The latest financial and wealth data from the Australian Bureau of Statistics (ABS) revealed that household wealth rose by 0.2 of a percentage point to $10.24 trillion in the March 2019 quarter, rebounding from the 2.1 per cent drop recorded in the previous quarter.
Household net saving increased significantly, by $6.8 billion to $9.5 billion in the March quarter, which the bureau said was driven by a decline in final consumption expenditure ($17.7 billion), partly offset by a contraction in gross disposable income ($10.6 billion) and increase in consumption of fixed capital ($0.3 billion).
Household gross disposable income, adjusted for other changes in real net wealth, increased by $263.5 billion in the March quarter from $18.9 billion to $282.5 billion, while household net saving, adjusted for other changes in real net wealth, increased to -$10.4 billion, compared to -$291.3 billion in the previous quarter.
“The $280.9 billion increase in household net saving plus other changes in net wealth reflects the real holding gains on financial assets.
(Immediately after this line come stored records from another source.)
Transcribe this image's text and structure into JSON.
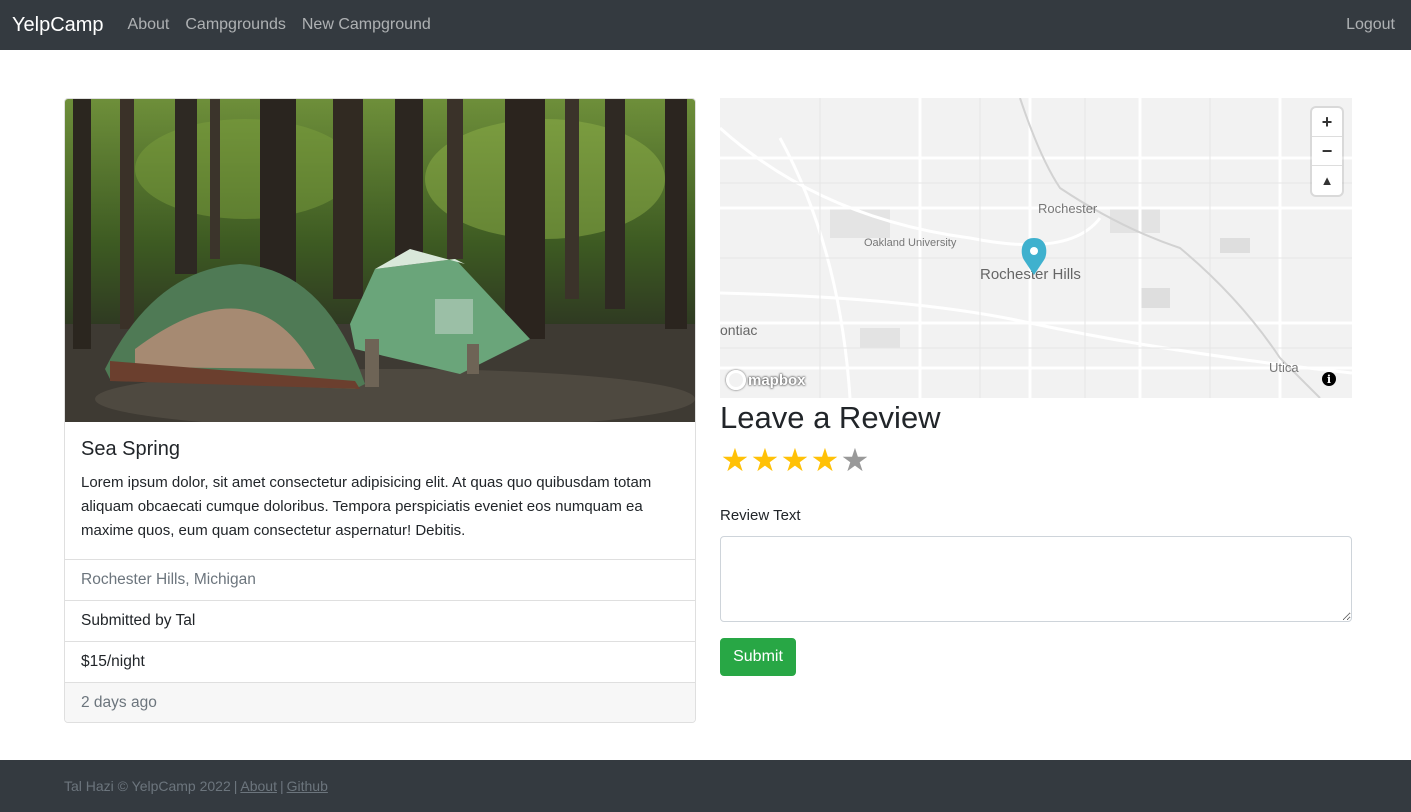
{
  "navbar": {
    "brand": "YelpCamp",
    "links": [
      "About",
      "Campgrounds",
      "New Campground"
    ],
    "logout": "Logout"
  },
  "campground": {
    "title": "Sea Spring",
    "description": "Lorem ipsum dolor, sit amet consectetur adipisicing elit. At quas quo quibusdam totam aliquam obcaecati cumque doloribus. Tempora perspiciatis eveniet eos numquam ea maxime quos, eum quam consectetur aspernatur! Debitis.",
    "location": "Rochester Hills, Michigan",
    "submitted_by": "Submitted by Tal",
    "price": "$15/night",
    "posted": "2 days ago"
  },
  "map": {
    "labels": {
      "rochester": "Rochester",
      "oakland": "Oakland University",
      "rochester_hills": "Rochester Hills",
      "pontiac": "ontiac",
      "utica": "Utica"
    },
    "zoom_in": "+",
    "zoom_out": "−",
    "compass": "▲",
    "logo": "mapbox",
    "info": "i"
  },
  "review": {
    "title": "Leave a Review",
    "rating": 4,
    "max_rating": 5,
    "text_label": "Review Text",
    "text_value": "",
    "submit": "Submit"
  },
  "footer": {
    "copyright": "Tal Hazi © YelpCamp 2022",
    "about": "About",
    "github": "Github",
    "separator": "|"
  },
  "colors": {
    "navbar_bg": "#343a40",
    "star_filled": "#ffc107",
    "star_empty": "#999999",
    "submit_bg": "#28a745",
    "marker": "#3fb1ce"
  }
}
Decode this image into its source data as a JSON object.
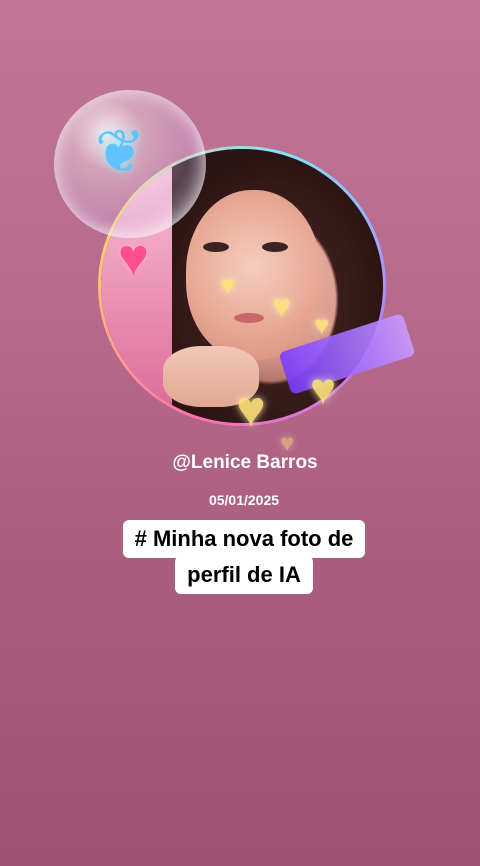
{
  "profile": {
    "username": "@Lenice Barros",
    "date": "05/01/2025"
  },
  "caption": {
    "line1": "# Minha nova foto de",
    "line2": "perfil de IA"
  },
  "icons": {
    "butterfly": "butterfly-icon",
    "heart": "heart-icon"
  },
  "colors": {
    "background_top": "#c27697",
    "background_bottom": "#9e5274",
    "caption_box": "#ffffff",
    "text_light": "#ffffff"
  }
}
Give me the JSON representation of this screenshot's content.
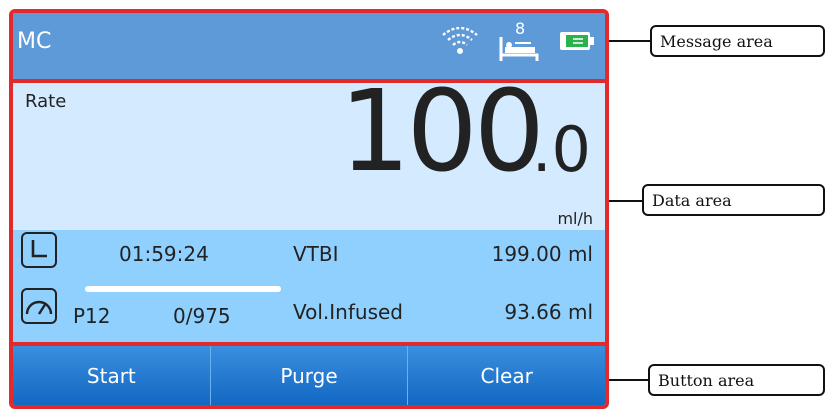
{
  "message_area": {
    "mode": "MC",
    "icons": [
      "wifi-icon",
      "patient-bed-icon",
      "battery-icon"
    ],
    "patient_number": "8"
  },
  "data_area": {
    "rate_label": "Rate",
    "rate_integer": "100",
    "rate_decimal": ".0",
    "unit": "ml/h"
  },
  "info_area": {
    "time": "01:59:24",
    "vtbi_label": "VTBI",
    "vtbi_value": "199.00 ml",
    "profile": "P12",
    "progress_text": "0/975",
    "vol_infused_label": "Vol.Infused",
    "vol_infused_value": "93.66 ml",
    "progress_fraction": 1.0
  },
  "buttons": {
    "start": "Start",
    "purge": "Purge",
    "clear": "Clear"
  },
  "callouts": {
    "message_area": "Message area",
    "data_area": "Data area",
    "button_area": "Button area"
  },
  "colors": {
    "frame": "#e32a2a",
    "message_bg": "#5f9ad8",
    "data_bg": "#d4ebff",
    "info_bg": "#90d0ff",
    "button_bg": "#1167c2",
    "battery_green": "#2bb24c"
  }
}
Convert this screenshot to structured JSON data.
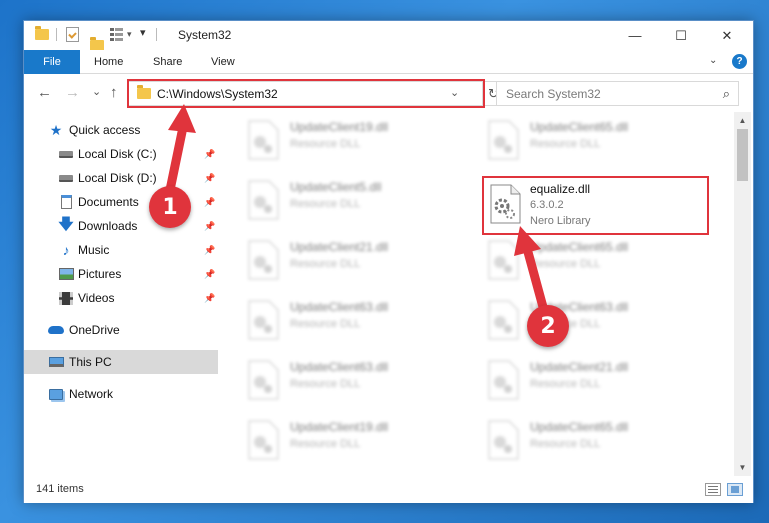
{
  "window": {
    "title": "System32",
    "controls": {
      "minimize": "—",
      "maximize": "☐",
      "close": "✕"
    }
  },
  "ribbon": {
    "tabs": [
      "File",
      "Home",
      "Share",
      "View"
    ],
    "help": "?",
    "expand": "⌄"
  },
  "navigation": {
    "back": "←",
    "forward": "→",
    "recent": "⌄",
    "up": "↑",
    "address": "C:\\Windows\\System32",
    "address_dropdown": "⌄",
    "refresh": "↻",
    "search_placeholder": "Search System32",
    "search_icon": "⌕"
  },
  "sidebar": {
    "items": [
      {
        "label": "Quick access",
        "icon": "star-icon",
        "pinned": false,
        "selected": false
      },
      {
        "label": "Local Disk (C:)",
        "icon": "drive-icon",
        "pinned": true,
        "selected": false
      },
      {
        "label": "Local Disk (D:)",
        "icon": "drive-icon",
        "pinned": true,
        "selected": false
      },
      {
        "label": "Documents",
        "icon": "documents-icon",
        "pinned": true,
        "selected": false
      },
      {
        "label": "Downloads",
        "icon": "download-icon",
        "pinned": true,
        "selected": false
      },
      {
        "label": "Music",
        "icon": "music-icon",
        "pinned": true,
        "selected": false
      },
      {
        "label": "Pictures",
        "icon": "pictures-icon",
        "pinned": true,
        "selected": false
      },
      {
        "label": "Videos",
        "icon": "videos-icon",
        "pinned": true,
        "selected": false
      },
      {
        "label": "OneDrive",
        "icon": "cloud-icon",
        "pinned": false,
        "selected": false
      },
      {
        "label": "This PC",
        "icon": "computer-icon",
        "pinned": false,
        "selected": true
      },
      {
        "label": "Network",
        "icon": "network-icon",
        "pinned": false,
        "selected": false
      }
    ]
  },
  "files": [
    {
      "name": "UpdateClient19.dll",
      "type": "Resource DLL"
    },
    {
      "name": "UpdateClient65.dll",
      "type": "Resource DLL"
    },
    {
      "name": "UpdateClient5.dll",
      "type": "Resource DLL"
    },
    {
      "name": "equalize.dll",
      "type": "6.3.0.2",
      "extra": "Nero Library"
    },
    {
      "name": "UpdateClient21.dll",
      "type": "Resource DLL"
    },
    {
      "name": "UpdateClient65.dll",
      "type": "Resource DLL"
    },
    {
      "name": "UpdateClient63.dll",
      "type": "Resource DLL"
    },
    {
      "name": "UpdateClient63.dll",
      "type": "Resource DLL"
    },
    {
      "name": "UpdateClient63.dll",
      "type": "Resource DLL"
    },
    {
      "name": "UpdateClient21.dll",
      "type": "Resource DLL"
    },
    {
      "name": "UpdateClient19.dll",
      "type": "Resource DLL"
    },
    {
      "name": "UpdateClient65.dll",
      "type": "Resource DLL"
    }
  ],
  "status": {
    "item_count": "141 items"
  },
  "annotations": {
    "step1": "1",
    "step2": "2",
    "color": "#e0343c"
  }
}
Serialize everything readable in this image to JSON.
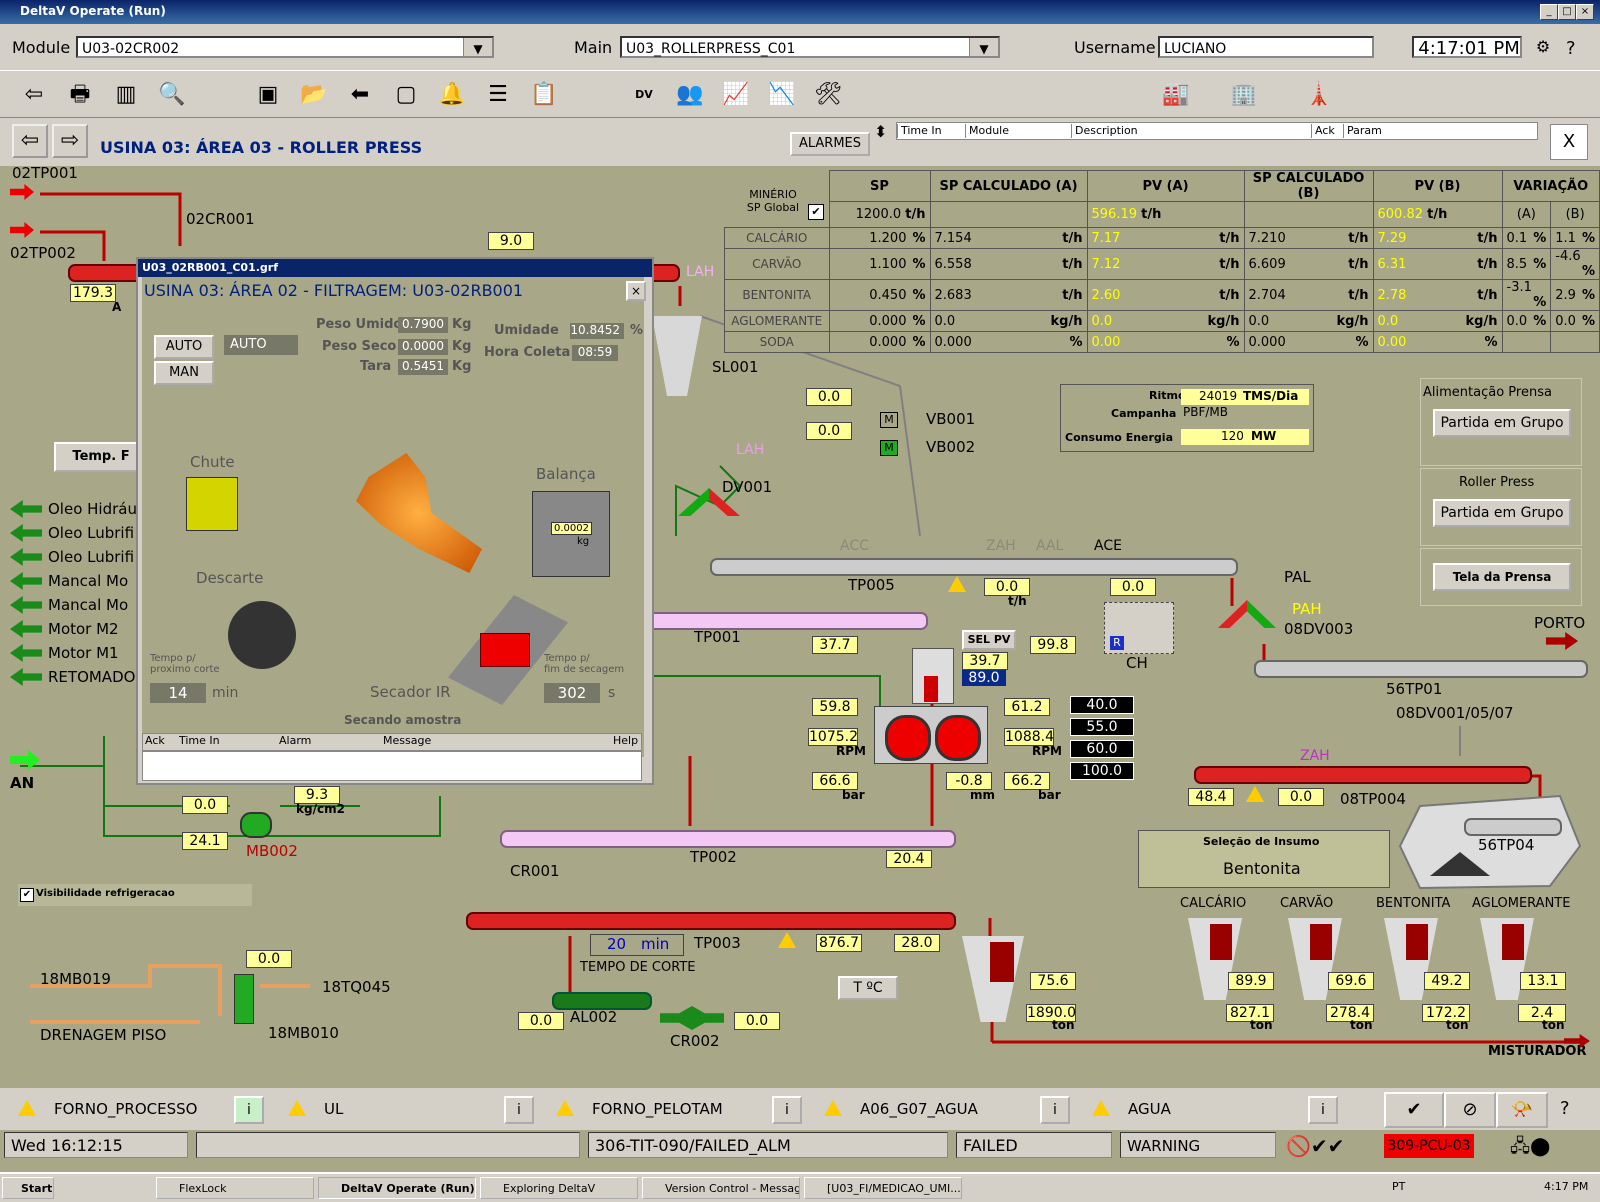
{
  "window": {
    "title": "DeltaV Operate (Run)"
  },
  "header": {
    "module_label": "Module",
    "module_value": "U03-02CR002",
    "main_label": "Main",
    "main_value": "U03_ROLLERPRESS_C01",
    "username_label": "Username",
    "username_value": "LUCIANO",
    "time": "4:17:01 PM"
  },
  "nav": {
    "title": "USINA 03:  ÁREA 03 - ROLLER PRESS",
    "alarmes": "ALARMES",
    "close": "X",
    "alarm_cols": [
      "Time In",
      "Module",
      "Description",
      "Ack",
      "Param"
    ]
  },
  "table": {
    "headers": [
      "SP",
      "SP CALCULADO (A)",
      "PV (A)",
      "SP CALCULADO (B)",
      "PV (B)",
      "VARIAÇÃO",
      "(A)",
      "(B)"
    ],
    "minerio_label": "MINÉRIO\nSP Global",
    "minerio_sp": "1200.0",
    "minerio_unit": "t/h",
    "minerio_pva": "596.19",
    "minerio_pvb": "600.82",
    "th": "t/h",
    "rows": [
      {
        "name": "CALCÁRIO",
        "sp": "1.200",
        "spa": "7.154",
        "pva": "7.17",
        "spb": "7.210",
        "pvb": "7.29",
        "va": "0.1",
        "vb": "1.1",
        "u": "t/h"
      },
      {
        "name": "CARVÃO",
        "sp": "1.100",
        "spa": "6.558",
        "pva": "7.12",
        "spb": "6.609",
        "pvb": "6.31",
        "va": "8.5",
        "vb": "-4.6",
        "u": "t/h"
      },
      {
        "name": "BENTONITA",
        "sp": "0.450",
        "spa": "2.683",
        "pva": "2.60",
        "spb": "2.704",
        "pvb": "2.78",
        "va": "-3.1",
        "vb": "2.9",
        "u": "t/h"
      },
      {
        "name": "AGLOMERANTE",
        "sp": "0.000",
        "spa": "0.0",
        "pva": "0.0",
        "spb": "0.0",
        "pvb": "0.0",
        "va": "0.0",
        "vb": "0.0",
        "u": "kg/h"
      },
      {
        "name": "SODA",
        "sp": "0.000",
        "spa": "0.000",
        "pva": "0.00",
        "spb": "0.000",
        "pvb": "0.00",
        "va": "",
        "vb": "",
        "u": "%"
      }
    ],
    "pct": "%"
  },
  "info": {
    "ritmo_label": "Ritmo",
    "ritmo_value": "24019",
    "ritmo_unit": "TMS/Dia",
    "campanha_label": "Campanha",
    "campanha_value": "PBF/MB",
    "consumo_label": "Consumo Energia",
    "consumo_value": "120",
    "consumo_unit": "MW"
  },
  "right_panel": {
    "alim_label": "Alimentação  Prensa",
    "partida1": "Partida em Grupo",
    "roller_label": "Roller Press",
    "partida2": "Partida em Grupo",
    "tela": "Tela da Prensa"
  },
  "popup": {
    "titlebar": "U03_02RB001_C01.grf",
    "title": "USINA 03:  ÁREA 02 - FILTRAGEM: U03-02RB001",
    "auto_btn": "AUTO",
    "man_btn": "MAN",
    "auto_status": "AUTO",
    "peso_umido_label": "Peso Umido",
    "peso_umido": "0.7900",
    "peso_seco_label": "Peso Seco",
    "peso_seco": "0.0000",
    "tara_label": "Tara",
    "tara": "0.5451",
    "kg": "Kg",
    "umidade_label": "Umidade",
    "umidade": "10.8452",
    "pct": "%",
    "hora_label": "Hora Coleta",
    "hora": "08:59",
    "chute": "Chute",
    "balanca": "Balança",
    "balanca_value": "0.0002",
    "balanca_unit": "kg",
    "descarte": "Descarte",
    "secador": "Secador IR",
    "tempo1_label": "Tempo p/\nproximo corte",
    "tempo1": "14",
    "min": "min",
    "tempo2_label": "Tempo p/\nfim de secagem",
    "tempo2": "302",
    "s": "s",
    "secando": "Secando amostra",
    "cols": [
      "Ack",
      "Time In",
      "Alarm",
      "Message",
      "Help"
    ]
  },
  "process": {
    "tp001_top": "02TP001",
    "tp002_top": "02TP002",
    "cr001": "02CR001",
    "v179": "179.3",
    "v90": "9.0",
    "sl001": "SL001",
    "vb001": "VB001",
    "vb002": "VB002",
    "v00a": "0.0",
    "v00b": "0.0",
    "dv001": "DV001",
    "tp005": "TP005",
    "tp001": "TP001",
    "tp002": "TP002",
    "tp003": "TP003",
    "pal": "PAL",
    "pah": "PAH",
    "dv003": "08DV003",
    "ch": "CH",
    "porto": "PORTO",
    "tp56": "56TP01",
    "dv_list": "08DV001/05/07",
    "tp08": "08TP004",
    "tp56_4": "56TP04",
    "v484": "48.4",
    "v00c": "0.0",
    "v00d": "0.0",
    "v00e": "0.0",
    "v377": "37.7",
    "v998": "99.8",
    "selpv": "SEL PV",
    "v397": "39.7",
    "v890": "89.0",
    "v598": "59.8",
    "v612": "61.2",
    "v10752": "1075.2",
    "v10884": "1088.4",
    "rpm": "RPM",
    "v666": "66.6",
    "v662": "66.2",
    "bar": "bar",
    "vm08": "-0.8",
    "mm": "mm",
    "b400": "40.0",
    "b550": "55.0",
    "b600": "60.0",
    "b1000": "100.0",
    "v204": "20.4",
    "v93": "9.3",
    "kgcm2": "kg/cm2",
    "v00f": "0.0",
    "v241": "24.1",
    "mb002": "MB002",
    "cr001b": "CR001",
    "tempo_corte_value": "20",
    "tempo_corte_unit": "min",
    "tempo_corte": "TEMPO DE CORTE",
    "v8767": "876.7",
    "v280": "28.0",
    "al002": "AL002",
    "cr002": "CR002",
    "v00g": "0.0",
    "v00h": "0.0",
    "sel_insumo": "Seleção de Insumo",
    "bentonita": "Bentonita",
    "tc": "T ºC",
    "silos": [
      {
        "name": "CALCÁRIO",
        "pct": "89.9",
        "ton": "827.1"
      },
      {
        "name": "CARVÃO",
        "pct": "69.6",
        "ton": "278.4"
      },
      {
        "name": "BENTONITA",
        "pct": "49.2",
        "ton": "172.2"
      },
      {
        "name": "AGLOMERANTE",
        "pct": "13.1",
        "ton": "2.4"
      }
    ],
    "silo_main_pct": "75.6",
    "silo_main_ton": "1890.0",
    "ton": "ton",
    "misturador": "MISTURADOR",
    "mb019": "18MB019",
    "tq045": "18TQ045",
    "mb010": "18MB010",
    "drenagem": "DRENAGEM PISO",
    "v00i": "0.0",
    "an": "AN",
    "visib": "Visibilidade refrigeracao",
    "left_items": [
      "Oleo Hidráu",
      "Oleo Lubrifi",
      "Oleo Lubrifi",
      "Mancal Mo",
      "Mancal Mo",
      "Motor M2",
      "Motor M1",
      "RETOMADOR"
    ],
    "temp": "Temp. F",
    "ah": "A",
    "th": "t/h",
    "pct": "%"
  },
  "status": {
    "items": [
      "FORNO_PROCESSO",
      "UL",
      "FORNO_PELOTAM",
      "A06_G07_AGUA",
      "AGUA"
    ],
    "date": "Wed 16:12:15",
    "tag": "306-TIT-090/FAILED_ALM",
    "failed": "FAILED",
    "warning": "WARNING",
    "pcu": "309-PCU-03"
  },
  "taskbar": {
    "start": "Start",
    "tasks": [
      "FlexLock",
      "DeltaV Operate (Run)",
      "Exploring DeltaV",
      "Version Control - Messages",
      "[U03_FI/MEDICAO_UMI..."
    ],
    "lang": "PT",
    "clock": "4:17 PM"
  }
}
However, the household sector remains in a dis-saving position for third consecutive quarter due to the continued real holding losses on residential land and dwellings,” the ABS said.
ABS data showed continued residential land and property losses for five consecutive quarters. The 1.5 per cent loss in land and dwelling assets offset the 1.8 per cent gain in household financial assets in the March quarter, while financial liabilities accounted for the 0.2 of a percentage point contraction in total household wealth.
According to the bureau, wealth per capita has decreased for the third quarter in a row, shrinking by $1,511.90 to $404,555.40 in the March quarter, compared to the record $9,992.70 contraction in the December 2018 quarter.
The house price slump also pushed the ratio of Australians’ mortgage debt to land and dwelling assets from 28.1 per cent to 29.0 per cent, the largest quarterly increase since the September 2011 quarter. The ABS said the surge reflects the fall in dwelling values (2.6 per cent) plus the increase in mortgage debt (0.6 per cent).
“Despite the large increase in the ratio, it is predominantly driven by the continued fall in the value of residential land and dwellings, as growth in mortgage debt has reduced to its slowest pace since September quarter 2013,” the ABS said.
The total household debt to assets ratio increased from 19.3 per cent to 19.4 per cent, as debt (0.7 of a percentage point) outgrew assets (0.3 of a percentage point) in the March quarter.